# Critique my Story!



## Crazydaisy (Nov 19, 2016)

This is the story that I made on FA called FurryWorld and I won't tell you what's the story is about because I'll spoil the  story. Tell me what you think about it. The link is down below.

www.furaffinity.net: FurryWorld Story Part 1 by Crazydaisy


----------



## Rivercoon (Nov 19, 2016)

There is a separate section for critiques. forums.furaffinity.net: Tutorials & Critiques


----------



## sans-uchiha (Dec 17, 2016)

It's pretty poorly written, just to be honest.  It's not tremendously bad or even unsalvageable, but you need to refine your grammar, spelling and formatting.  You also need to work on your writing prose/voice in general.  I would suggest reading more books and picking up a clearer voice, then give writing more practice.


----------



## Crazydaisy (Dec 18, 2016)

sans-uchiha said:


> It's pretty poorly written, just to be honest.  It's not tremendously bad or even unsalvageable, but you need to refine your grammar, spelling and formatting.  You also need to work on your writing prose/voice in general.  I would suggest reading more books and picking up a clearer voice, then give writing more practice.

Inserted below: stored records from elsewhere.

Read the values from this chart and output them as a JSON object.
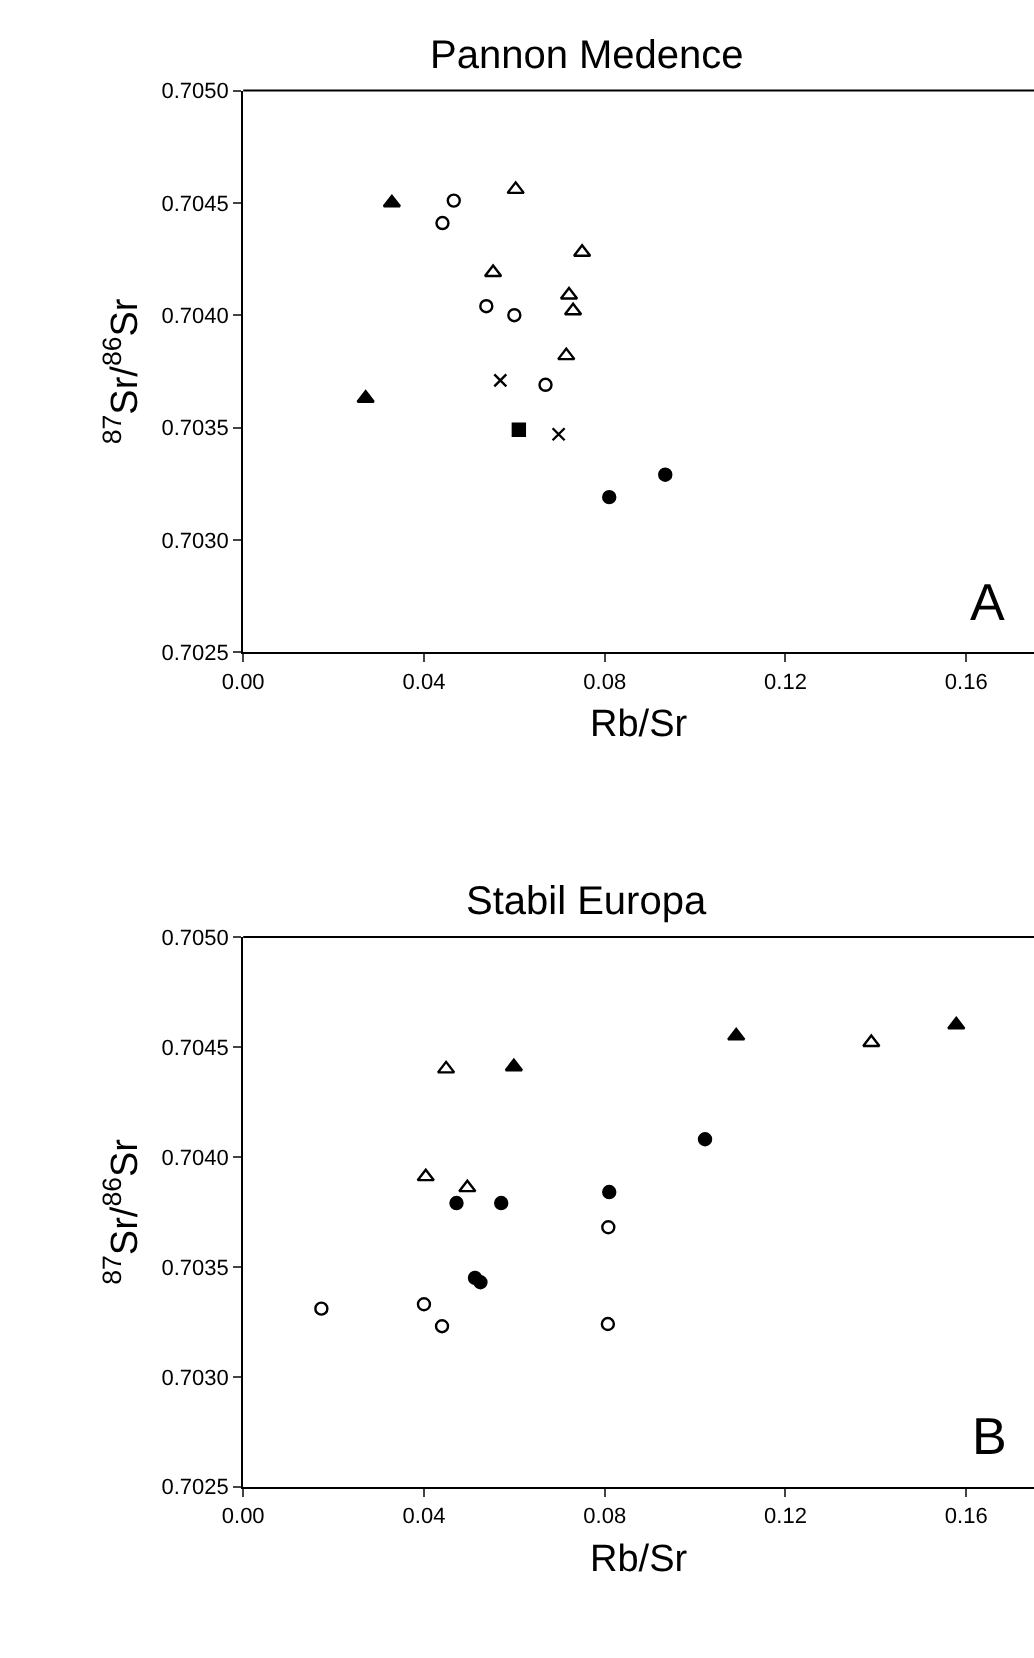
{
  "chart_data": [
    {
      "type": "scatter",
      "title": "Pannon Medence",
      "xlabel": "Rb/Sr",
      "ylabel": "$^{87}$Sr/$^{86}$Sr",
      "xlim": [
        0,
        0.175
      ],
      "xticks": [
        {
          "value": 0,
          "label": "0.00"
        },
        {
          "value": 0.04,
          "label": "0.04"
        },
        {
          "value": 0.08,
          "label": "0.08"
        },
        {
          "value": 0.12,
          "label": "0.12"
        },
        {
          "value": 0.16,
          "label": "0.16"
        }
      ],
      "ylim": [
        0.7025,
        0.705
      ],
      "yticks": [
        {
          "value": 0.7025,
          "label": "0.7025"
        },
        {
          "value": 0.703,
          "label": "0.7030"
        },
        {
          "value": 0.7035,
          "label": "0.7035"
        },
        {
          "value": 0.704,
          "label": "0.7040"
        },
        {
          "value": 0.7045,
          "label": "0.7045"
        },
        {
          "value": 0.705,
          "label": "0.7050"
        }
      ],
      "annotations": [
        "A"
      ],
      "series": [
        {
          "color": "#000000",
          "marker": "triangle",
          "x": [
            0.0329,
            0.0271
          ],
          "values": [
            0.7045,
            0.70363
          ]
        },
        {
          "color": "#000000",
          "marker": "circle-open",
          "x": [
            0.0441,
            0.0466,
            0.0538,
            0.06,
            0.0669
          ],
          "values": [
            0.70441,
            0.70451,
            0.70404,
            0.704,
            0.70369
          ]
        },
        {
          "color": "#000000",
          "marker": "triangle-open",
          "x": [
            0.0603,
            0.0553,
            0.075,
            0.0721,
            0.073,
            0.0715
          ],
          "values": [
            0.70456,
            0.70419,
            0.70428,
            0.70409,
            0.70402,
            0.70382
          ]
        },
        {
          "color": "#000000",
          "marker": "cross",
          "x": [
            0.0569,
            0.0698
          ],
          "values": [
            0.70371,
            0.70347
          ]
        },
        {
          "color": "#000000",
          "marker": "square",
          "x": [
            0.061
          ],
          "values": [
            0.70349
          ]
        },
        {
          "color": "#000000",
          "marker": "circle",
          "x": [
            0.081,
            0.0934
          ],
          "values": [
            0.70319,
            0.70329
          ]
        }
      ]
    },
    {
      "type": "scatter",
      "title": "Stabil Europa",
      "xlabel": "Rb/Sr",
      "ylabel": "$^{87}$Sr/$^{86}$Sr",
      "xlim": [
        0,
        0.175
      ],
      "xticks": [
        {
          "value": 0,
          "label": "0.00"
        },
        {
          "value": 0.04,
          "label": "0.04"
        },
        {
          "value": 0.08,
          "label": "0.08"
        },
        {
          "value": 0.12,
          "label": "0.12"
        },
        {
          "value": 0.16,
          "label": "0.16"
        }
      ],
      "ylim": [
        0.7025,
        0.705
      ],
      "yticks": [
        {
          "value": 0.7025,
          "label": "0.7025"
        },
        {
          "value": 0.703,
          "label": "0.7030"
        },
        {
          "value": 0.7035,
          "label": "0.7035"
        },
        {
          "value": 0.704,
          "label": "0.7040"
        },
        {
          "value": 0.7045,
          "label": "0.7045"
        },
        {
          "value": 0.705,
          "label": "0.7050"
        }
      ],
      "annotations": [
        "B"
      ],
      "series": [
        {
          "color": "#000000",
          "marker": "circle-open",
          "x": [
            0.0173,
            0.04,
            0.044,
            0.0807,
            0.0808
          ],
          "values": [
            0.70331,
            0.70333,
            0.70323,
            0.70324,
            0.70368
          ]
        },
        {
          "color": "#000000",
          "marker": "triangle-open",
          "x": [
            0.0449,
            0.0404,
            0.0496,
            0.139
          ],
          "values": [
            0.7044,
            0.70391,
            0.70386,
            0.70452
          ]
        },
        {
          "color": "#000000",
          "marker": "triangle",
          "x": [
            0.0599,
            0.1091,
            0.1578
          ],
          "values": [
            0.70441,
            0.70455,
            0.7046
          ]
        },
        {
          "color": "#000000",
          "marker": "circle",
          "x": [
            0.0472,
            0.0571,
            0.081,
            0.1022,
            0.0513,
            0.0525
          ],
          "values": [
            0.70379,
            0.70379,
            0.70384,
            0.70408,
            0.70345,
            0.70343
          ]
        }
      ]
    }
  ]
}
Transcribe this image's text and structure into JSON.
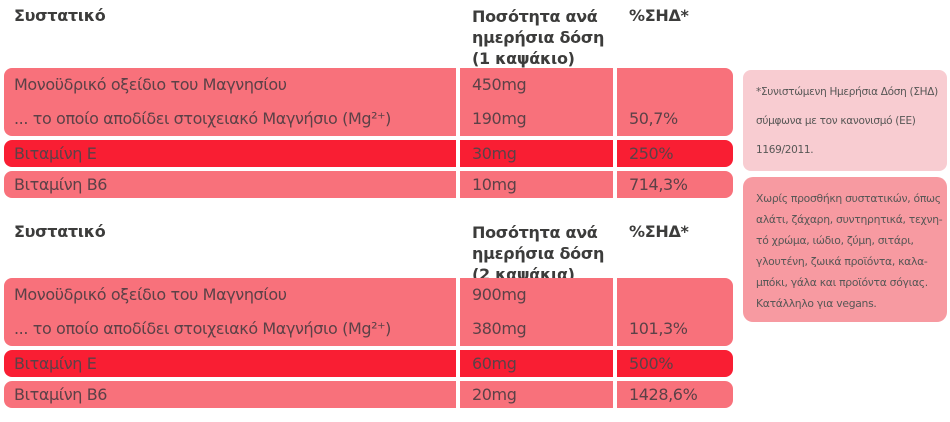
{
  "colors": {
    "background": "#ffffff",
    "row_light": "#f8717b",
    "row_highlight": "#f91e33",
    "note_light_bg": "#f8ccd1",
    "note_dark_bg": "#f79aa1",
    "header_text": "#3c3c3b",
    "row_text": "#5c4147",
    "note_text": "#575756"
  },
  "tables": [
    {
      "header": {
        "ingredient_label": "Συστατικό",
        "dose_label_lines": [
          "Ποσότητα ανά",
          "ημερήσια δόση",
          "(1 καψάκιο)"
        ],
        "rda_label": "%ΣΗΔ*"
      },
      "magnesium": {
        "lines": [
          {
            "name": "Μονοϋδρικό οξείδιο του Μαγνησίου",
            "amount": "450mg",
            "rda": ""
          },
          {
            "name": "... το οποίο αποδίδει στοιχειακό Μαγνήσιο (Mg²⁺)",
            "amount": "190mg",
            "rda": "50,7%"
          }
        ]
      },
      "rows": [
        {
          "name": "Βιταμίνη Ε",
          "amount": "30mg",
          "rda": "250%"
        },
        {
          "name": "Βιταμίνη Β6",
          "amount": "10mg",
          "rda": "714,3%"
        }
      ]
    },
    {
      "header": {
        "ingredient_label": "Συστατικό",
        "dose_label_lines": [
          "Ποσότητα ανά",
          "ημερήσια δόση",
          "(2 καψάκια)"
        ],
        "rda_label": "%ΣΗΔ*"
      },
      "magnesium": {
        "lines": [
          {
            "name": "Μονοϋδρικό οξείδιο του Μαγνησίου",
            "amount": "900mg",
            "rda": ""
          },
          {
            "name": "... το οποίο αποδίδει στοιχειακό Μαγνήσιο (Mg²⁺)",
            "amount": "380mg",
            "rda": "101,3%"
          }
        ]
      },
      "rows": [
        {
          "name": "Βιταμίνη Ε",
          "amount": "60mg",
          "rda": "500%"
        },
        {
          "name": "Βιταμίνη Β6",
          "amount": "20mg",
          "rda": "1428,6%"
        }
      ]
    }
  ],
  "notes": [
    {
      "lines": [
        "*Συνιστώμενη Ημερήσια Δόση (ΣΗΔ)",
        "σύμφωνα με τον κανονισμό (ΕΕ)",
        "1169/2011."
      ]
    },
    {
      "lines": [
        "Χωρίς προσθήκη συστατικών, όπως",
        "αλάτι, ζάχαρη, συντηρητικά, τεχνη-",
        "τό χρώμα, ιώδιο, ζύμη, σιτάρι,",
        "γλουτένη, ζωικά προϊόντα, καλα-",
        "μπόκι, γάλα και προϊόντα σόγιας.",
        "Κατάλληλο για vegans."
      ]
    }
  ]
}
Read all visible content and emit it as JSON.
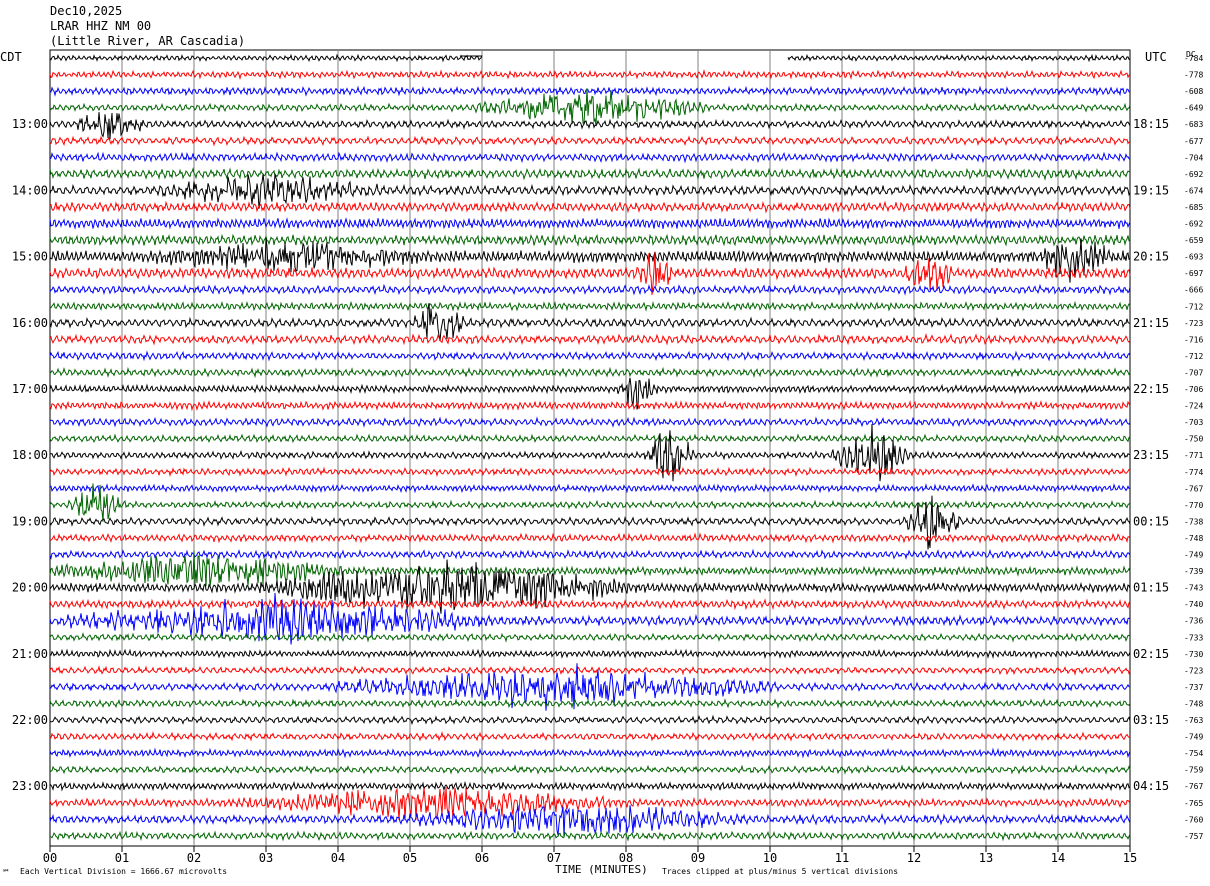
{
  "header": {
    "date": "Dec10,2025",
    "station": "LRAR HHZ NM 00",
    "location": "(Little River, AR Cascadia)"
  },
  "left_tz": "CDT",
  "right_tz": "UTC",
  "dc_label": "DC",
  "footer": {
    "scale_note": "Each Vertical Division = 1666.67 microvolts",
    "clip_note": "Traces clipped at plus/minus 5 vertical divisions",
    "mark": "℠"
  },
  "colors": {
    "trace_cycle": [
      "#000000",
      "#ff0000",
      "#0000ff",
      "#006400"
    ],
    "grid": "#808080"
  },
  "chart_data": {
    "type": "line",
    "title": "",
    "xlabel": "TIME (MINUTES)",
    "ylabel": "",
    "xlim": [
      0,
      15
    ],
    "x_ticks": [
      "00",
      "01",
      "02",
      "03",
      "04",
      "05",
      "06",
      "07",
      "08",
      "09",
      "10",
      "11",
      "12",
      "13",
      "14",
      "15"
    ],
    "grid": true,
    "n_traces": 48,
    "left_hour_labels": [
      "13:00",
      "14:00",
      "15:00",
      "16:00",
      "17:00",
      "18:00",
      "19:00",
      "20:00",
      "21:00",
      "22:00",
      "23:00"
    ],
    "right_hour_labels": [
      "18:15",
      "19:15",
      "20:15",
      "21:15",
      "22:15",
      "23:15",
      "00:15",
      "01:15",
      "02:15",
      "03:15",
      "04:15"
    ],
    "hour_label_first_trace": 4,
    "hour_label_every": 4,
    "dc_offsets": [
      -784,
      -778,
      -608,
      -649,
      -683,
      -677,
      -704,
      -692,
      -674,
      -685,
      -692,
      -659,
      -693,
      -697,
      -666,
      -712,
      -723,
      -716,
      -712,
      -707,
      -706,
      -724,
      -703,
      -750,
      -771,
      -774,
      -767,
      -770,
      -738,
      -748,
      -749,
      -739,
      -743,
      -740,
      -736,
      -733,
      -730,
      -723,
      -737,
      -748,
      -763,
      -749,
      -754,
      -759,
      -767,
      -765,
      -760,
      -757
    ],
    "trace_amplitude": [
      0.4,
      0.5,
      0.55,
      0.5,
      0.55,
      0.55,
      0.6,
      0.7,
      0.7,
      0.7,
      0.75,
      0.75,
      0.9,
      0.8,
      0.6,
      0.55,
      0.65,
      0.65,
      0.55,
      0.55,
      0.55,
      0.55,
      0.55,
      0.5,
      0.5,
      0.5,
      0.5,
      0.5,
      0.55,
      0.55,
      0.55,
      0.6,
      0.7,
      0.6,
      0.7,
      0.5,
      0.5,
      0.5,
      0.55,
      0.5,
      0.5,
      0.5,
      0.5,
      0.5,
      0.55,
      0.6,
      0.65,
      0.55
    ],
    "data_gap": {
      "trace": 0,
      "x_start": 6.0,
      "x_end": 10.25
    },
    "events": [
      {
        "trace": 3,
        "x0": 6.0,
        "x1": 9.0,
        "amp": 1.8
      },
      {
        "trace": 4,
        "x0": 0.5,
        "x1": 1.2,
        "amp": 1.6
      },
      {
        "trace": 8,
        "x0": 1.5,
        "x1": 4.5,
        "amp": 1.6
      },
      {
        "trace": 12,
        "x0": 1.5,
        "x1": 5.0,
        "amp": 1.6
      },
      {
        "trace": 12,
        "x0": 13.8,
        "x1": 14.6,
        "amp": 2.4
      },
      {
        "trace": 13,
        "x0": 8.3,
        "x1": 8.5,
        "amp": 2.4
      },
      {
        "trace": 13,
        "x0": 12.0,
        "x1": 12.4,
        "amp": 2.6
      },
      {
        "trace": 16,
        "x0": 5.2,
        "x1": 5.6,
        "amp": 2.8
      },
      {
        "trace": 20,
        "x0": 8.0,
        "x1": 8.3,
        "amp": 2.0
      },
      {
        "trace": 24,
        "x0": 8.4,
        "x1": 8.8,
        "amp": 3.0
      },
      {
        "trace": 24,
        "x0": 11.0,
        "x1": 11.8,
        "amp": 3.2
      },
      {
        "trace": 27,
        "x0": 0.4,
        "x1": 0.9,
        "amp": 2.2
      },
      {
        "trace": 28,
        "x0": 12.0,
        "x1": 12.5,
        "amp": 3.0
      },
      {
        "trace": 31,
        "x0": 0.0,
        "x1": 4.0,
        "amp": 1.8
      },
      {
        "trace": 32,
        "x0": 3.0,
        "x1": 8.0,
        "amp": 2.8
      },
      {
        "trace": 34,
        "x0": 0.3,
        "x1": 6.0,
        "amp": 2.2
      },
      {
        "trace": 38,
        "x0": 4.0,
        "x1": 10.0,
        "amp": 2.0
      },
      {
        "trace": 45,
        "x0": 2.5,
        "x1": 8.0,
        "amp": 1.6
      },
      {
        "trace": 46,
        "x0": 5.0,
        "x1": 9.5,
        "amp": 1.6
      }
    ]
  }
}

Yeah this is my first story I've written...


----------



## reptile logic (Dec 20, 2016)

The work feels like a rough draft to me. Follow @sans-uchiha 's advice. Remember, you are painting pictures, and attempting to incite an emotional response in your audience, with your words. if your intentions are not clearly written on the page, the reader may draw pictures and conclusions much different than what you had intended. Read the work aloud, as if you are reading to an audience, and if it feels flat or just doesn't come out the way you feel it inside of you, then work on it some more. Re-phrase, juggle the words to bring out what you really intend for the reader to draw from your writing. Sometimes something as simple as adding or relocating a comma can dramatically alter the way the sentence comes across in the reader's mind. Sometimes you'll just have to chuck a few lines in the trash, so to speak, and try again. Practice, practice...

As a published author, I'm very new to the scene. Please take this advice with the knowledge that this author is still learning the craft as well, and hopes to continue to learn and improve for many years to come.


----------